Hibbs J B, Vavrin Z, Taintor R R
J Immunol. 1987 Jan 15;138(2):550-65.
L-Arginine is required for expression of the activated macrophage cytotoxic effector mechanism that causes inhibition of mitochondrial respiration, aconitase activity, and DNA synthesis in tumor target cells. This effector mechanism is active in the presence of L-arginine even when the cocultivation medium lacks all other amino acids and serum. Cytotoxic activated macrophage-induced inhibition of mitochondrial respiration in target cells is proportional to the concentration of L-arginine in the medium. L-Arginine must be present during the cocultivation period. Pretreatment of cytotoxic activated macrophages with L-arginine or posttreatment of the target cells after cocultivation is not effective. D-Arginine does not substitute for L-arginine and at high concentrations is a competitive inhibitor of the L-arginine-dependent effector mechanism. Other analogues that could not replace L-arginine include agmatine, argininic acid, arginine hydroxamate, and tosyl-L-arginine methyl ester. L-homoarginine, however, can effectively substitute for L-arginine. NG-monomethyl-L-arginine is a potent competitive inhibitor of this effector mechanism. High concentrations of lipopolysaccharide do not reverse inhibition of the L-arginine-dependent effector mechanism by NG-monomethyl-L-arginine. However, inhibition of the effector mechanism by NG-monomethyl-L-arginine can be overridden by increasing the concentration of L-arginine in the culture medium. We compared NGNG-dimethyl-L-arginine and NGN1G-dimethyl-L-arginine with NG-monomethyl-L-arginine as inhibitors of the L-arginine-dependent effector mechanism. The results show that the inhibitory effect of these guanidino methylated derivatives of L-arginine is highly determined by structure. Guanidine is a weak competitive inhibitor of the L-arginine-dependent effector mechanism. The requirement for L-arginine does not appear to be for protein synthesis, creatine biosynthesis, polyamine biosynthesis, or ADP ribosylation reactions. Bacterial lipopolysaccharide is effective as a second signal only when the cocultivation medium contains L-arginine, and this strict L-arginine dependency is not overridden by increasing the concentration of lipopolysaccharide. Bovine liver arginase, by competing for L-arginine in the cocultivation medium, inhibits the L-arginine-dependent activated macrophage cytotoxic effector mechanism.

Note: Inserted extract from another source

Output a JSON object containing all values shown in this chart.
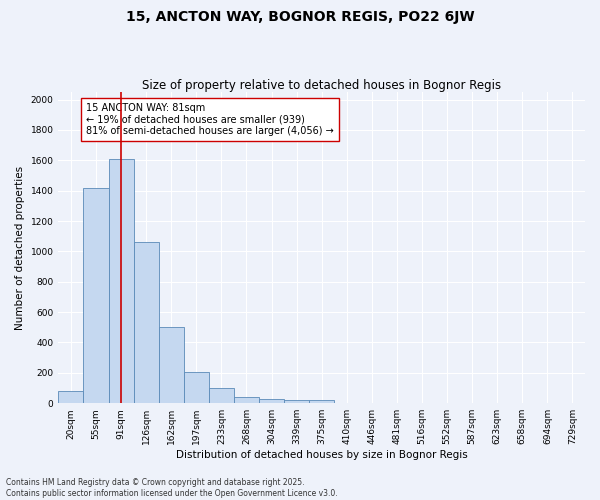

L-精氨酸是激活巨噬细胞细胞毒性效应机制所必需的,该机制会抑制肿瘤靶细胞中的线粒体呼吸、乌头酸酶活性和DNA合成。即使共培养培养基缺乏所有其他氨基酸和血清,在L-精氨酸存在的情况下,这种效应机制仍然活跃。细胞毒性激活巨噬细胞诱导的靶细胞线粒体呼吸抑制与培养基中L-精氨酸的浓度成正比。L-精氨酸必须在共培养期间存在。用L-精氨酸预处理细胞毒性激活巨噬细胞或在共培养后对靶细胞进行后处理均无效。D-精氨酸不能替代L-精氨酸,高浓度时是L-精氨酸依赖性效应机制的竞争性抑制剂。其他不能替代L-精氨酸的类似物包括胍丁胺、精氨酸酸、精氨酸异羟肟酸和甲苯磺酰-L-精氨酸甲酯。然而,L-高精氨酸可以有效替代L-精氨酸。NG-单甲基-L-精氨酸是这种效应机制的有效竞争性抑制剂。高浓度的脂多糖不能逆转NG-单甲基-L-精氨酸对L-精氨酸依赖性效应机制的抑制作用。然而,通过增加培养基中L-精氨酸的浓度,可以克服NG-单甲基-L-精氨酸对效应机制的抑制作用。我们将NG,NG-二甲基-L-精氨酸和NG,N1-二甲基-L-精氨酸与NG-单甲基-L-精氨酸作为L-精氨酸依赖性效应机制的抑制剂进行了比较。结果表明,这些L-精氨酸的胍基甲基化衍生物的抑制作用高度取决于结构。胍是L-精氨酸依赖性效应机制的弱竞争性抑制剂。对L-精氨酸的需求似乎不是用于蛋白质合成、肌酸生物合成、多胺生物合成或ADP核糖基化反应。细菌脂多糖仅在共培养培养基含有L-精氨酸时才作为第二信号有效,并且这种严格的L-精氨酸依赖性不会因增加脂多糖的浓度而被克服。牛肝精氨酸酶通过在共培养培养基中竞争L-精氨酸,抑制L-精氨酸依赖性激活巨噬细胞细胞毒性效应机制。